Provocazione è l’atto del provocare; una delle connotazioni dell’atto del provocare è quella sessuale, inteso come atto che tende a suscitare il desiderio sessuale.

Curiosamente nel dizionario Treccani la provocazione sessuale viene definita come “atto, atteggiamento femminile (o anche eventualmente maschile) che tende ad eccitare sessualmente l’uomo e indurlo a proposte erotiche”.

Bella la concessione – anche eventualmente maschile – ma chi viene provocato, eccitato sessualmente è, per la Treccani, solo e soltanto l’uomo, assegnando alla donna il ruolo di provocante.

E sì, da Eva in poi, cioè da quando si ha notizia della prima donna, è lei la provocante, e l’uomo, meschino, il provocato. Peccato che il participio presente non sia stato ancora sostantivizzato, definendo così, una volta per tutte, la donna come l’essere provocante per antonomasia, colei che agisce la provocazione sessuale, e il maschio, sempre più meschino, il provocato, colui che subisce la provocazione sessuale.

Ma siamo proprio sicuri che le cose stiano così?

Entro che misura colui che si sente provocato contribuisce alla propria provocazione?

Gli studi sulla percezione ci hanno insegnato che in realtà noi percepiamo quello che ci aspettiamo di percepire non quello che è il reale stimolo sensoriale; la nostra mente, cioè, completa lo stimolo sensoriale, potendo arrivare a farci vedere (o sentire) anche quello che non esiste.

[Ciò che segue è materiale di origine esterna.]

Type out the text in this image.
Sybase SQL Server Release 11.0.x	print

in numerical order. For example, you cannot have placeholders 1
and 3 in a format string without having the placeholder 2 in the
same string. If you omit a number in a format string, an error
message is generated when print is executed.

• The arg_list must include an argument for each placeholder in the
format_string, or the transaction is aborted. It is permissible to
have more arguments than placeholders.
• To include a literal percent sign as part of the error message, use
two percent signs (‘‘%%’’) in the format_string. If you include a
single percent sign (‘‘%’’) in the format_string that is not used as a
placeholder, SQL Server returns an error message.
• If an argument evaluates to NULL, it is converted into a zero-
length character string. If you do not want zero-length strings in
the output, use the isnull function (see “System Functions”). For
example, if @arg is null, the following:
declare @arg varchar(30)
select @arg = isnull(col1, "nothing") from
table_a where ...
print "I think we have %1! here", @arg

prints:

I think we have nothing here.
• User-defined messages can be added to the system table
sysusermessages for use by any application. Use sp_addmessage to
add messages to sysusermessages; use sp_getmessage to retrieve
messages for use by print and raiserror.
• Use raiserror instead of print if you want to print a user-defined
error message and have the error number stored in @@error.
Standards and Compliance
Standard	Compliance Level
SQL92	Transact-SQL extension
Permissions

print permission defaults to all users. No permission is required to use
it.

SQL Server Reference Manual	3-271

1598443_660903893960396_1495081500_n

Nella figura non è disegnato alcun triangolo eppure ne vediamo ben due, uno totalmente bianco senza linee di contorno sovrapposto a uno analogamente bianco ma contornato da linee nere.

 

 

illusione-cognitiva

Per non parlare delle infinite illusioni ottiche. Si tratta di un calice un po’ barocco o di due profili?

 

 

Bene, le cose funzionano così anche con la provocazione; chi si sente provocato in realtà vede provocazione dove non c’è provocazione.

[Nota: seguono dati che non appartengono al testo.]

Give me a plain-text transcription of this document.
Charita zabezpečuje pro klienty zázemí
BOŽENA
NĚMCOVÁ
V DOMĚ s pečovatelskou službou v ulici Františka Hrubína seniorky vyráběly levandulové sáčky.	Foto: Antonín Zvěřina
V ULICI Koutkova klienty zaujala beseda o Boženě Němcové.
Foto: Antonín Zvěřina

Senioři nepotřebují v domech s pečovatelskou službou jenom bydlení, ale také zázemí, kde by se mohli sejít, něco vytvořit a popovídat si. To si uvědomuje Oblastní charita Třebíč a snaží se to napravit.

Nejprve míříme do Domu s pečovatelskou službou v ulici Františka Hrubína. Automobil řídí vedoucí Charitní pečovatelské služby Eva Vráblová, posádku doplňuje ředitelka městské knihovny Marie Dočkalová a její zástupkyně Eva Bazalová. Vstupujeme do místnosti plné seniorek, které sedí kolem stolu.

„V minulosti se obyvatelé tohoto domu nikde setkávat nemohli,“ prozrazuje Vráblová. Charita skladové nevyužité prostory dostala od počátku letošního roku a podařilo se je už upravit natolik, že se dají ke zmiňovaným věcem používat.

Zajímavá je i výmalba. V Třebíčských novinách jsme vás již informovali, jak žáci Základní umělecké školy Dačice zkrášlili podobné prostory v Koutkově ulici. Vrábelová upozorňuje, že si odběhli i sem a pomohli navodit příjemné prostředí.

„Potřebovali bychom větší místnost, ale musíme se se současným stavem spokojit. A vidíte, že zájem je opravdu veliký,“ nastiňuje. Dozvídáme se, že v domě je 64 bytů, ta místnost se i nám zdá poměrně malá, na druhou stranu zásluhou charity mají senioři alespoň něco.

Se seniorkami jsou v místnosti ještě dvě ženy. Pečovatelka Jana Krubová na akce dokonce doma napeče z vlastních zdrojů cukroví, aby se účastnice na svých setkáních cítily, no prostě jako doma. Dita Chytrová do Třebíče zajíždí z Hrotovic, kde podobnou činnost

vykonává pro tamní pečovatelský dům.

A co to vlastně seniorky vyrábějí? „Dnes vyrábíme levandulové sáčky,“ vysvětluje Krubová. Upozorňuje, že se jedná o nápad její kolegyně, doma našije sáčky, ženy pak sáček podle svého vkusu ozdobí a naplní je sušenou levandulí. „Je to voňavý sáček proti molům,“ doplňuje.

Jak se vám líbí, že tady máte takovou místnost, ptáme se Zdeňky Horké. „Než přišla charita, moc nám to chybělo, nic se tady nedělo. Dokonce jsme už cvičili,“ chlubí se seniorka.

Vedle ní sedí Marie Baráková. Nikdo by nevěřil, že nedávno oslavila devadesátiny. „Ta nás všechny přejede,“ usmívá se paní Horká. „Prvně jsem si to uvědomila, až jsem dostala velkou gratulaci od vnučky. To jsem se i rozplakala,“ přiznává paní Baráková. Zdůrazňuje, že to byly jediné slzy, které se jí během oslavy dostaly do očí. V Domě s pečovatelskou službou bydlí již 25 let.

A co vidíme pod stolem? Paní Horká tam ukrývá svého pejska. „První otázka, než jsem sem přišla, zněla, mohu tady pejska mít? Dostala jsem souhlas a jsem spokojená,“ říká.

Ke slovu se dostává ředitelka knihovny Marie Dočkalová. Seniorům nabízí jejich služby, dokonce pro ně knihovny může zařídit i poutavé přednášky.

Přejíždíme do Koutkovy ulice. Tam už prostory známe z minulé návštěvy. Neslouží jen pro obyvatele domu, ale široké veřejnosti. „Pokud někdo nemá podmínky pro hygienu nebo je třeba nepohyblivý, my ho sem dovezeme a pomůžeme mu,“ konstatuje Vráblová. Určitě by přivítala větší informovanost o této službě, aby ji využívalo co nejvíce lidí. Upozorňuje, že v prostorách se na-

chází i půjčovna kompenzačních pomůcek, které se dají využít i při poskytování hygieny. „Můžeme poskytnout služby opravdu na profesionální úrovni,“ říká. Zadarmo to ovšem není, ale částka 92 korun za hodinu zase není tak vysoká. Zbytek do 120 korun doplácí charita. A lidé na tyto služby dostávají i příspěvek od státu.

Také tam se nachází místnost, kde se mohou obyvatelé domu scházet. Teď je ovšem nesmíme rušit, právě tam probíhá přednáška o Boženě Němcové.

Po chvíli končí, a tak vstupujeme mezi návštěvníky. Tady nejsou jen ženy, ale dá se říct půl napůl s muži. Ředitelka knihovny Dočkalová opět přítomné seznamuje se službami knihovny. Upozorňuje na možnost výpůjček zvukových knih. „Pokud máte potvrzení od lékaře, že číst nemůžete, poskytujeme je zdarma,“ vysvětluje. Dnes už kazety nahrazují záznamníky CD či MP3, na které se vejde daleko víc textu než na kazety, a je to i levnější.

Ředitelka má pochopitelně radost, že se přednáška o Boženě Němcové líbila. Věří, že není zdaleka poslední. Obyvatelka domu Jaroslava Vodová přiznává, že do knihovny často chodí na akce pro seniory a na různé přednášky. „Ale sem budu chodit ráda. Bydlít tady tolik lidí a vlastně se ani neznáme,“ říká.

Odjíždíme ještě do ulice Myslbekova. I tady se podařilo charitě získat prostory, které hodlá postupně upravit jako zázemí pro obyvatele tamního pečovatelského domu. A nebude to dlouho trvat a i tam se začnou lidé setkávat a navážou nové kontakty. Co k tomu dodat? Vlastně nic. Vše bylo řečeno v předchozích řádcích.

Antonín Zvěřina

Ma il punto cui volevo arrivare non è questo; l’ho presa alla lontana per arrivare a una questione di grande attualità nei media in questi giorni.

Possono i boccoli di una bambina di 5 anni essere provocanti? Eccitare cioè sessualmente l’uomo?

Può il sorriso triste di una bambina di 5 anni (perché è così il sorriso di Fortuna in quella famosa fotografia, triste, doloroso) essere provocante? Eccitare cioè sessualmente l’uomo?

Forse i riferimenti (etici, morali, culturali) li ha persi qualcun altro.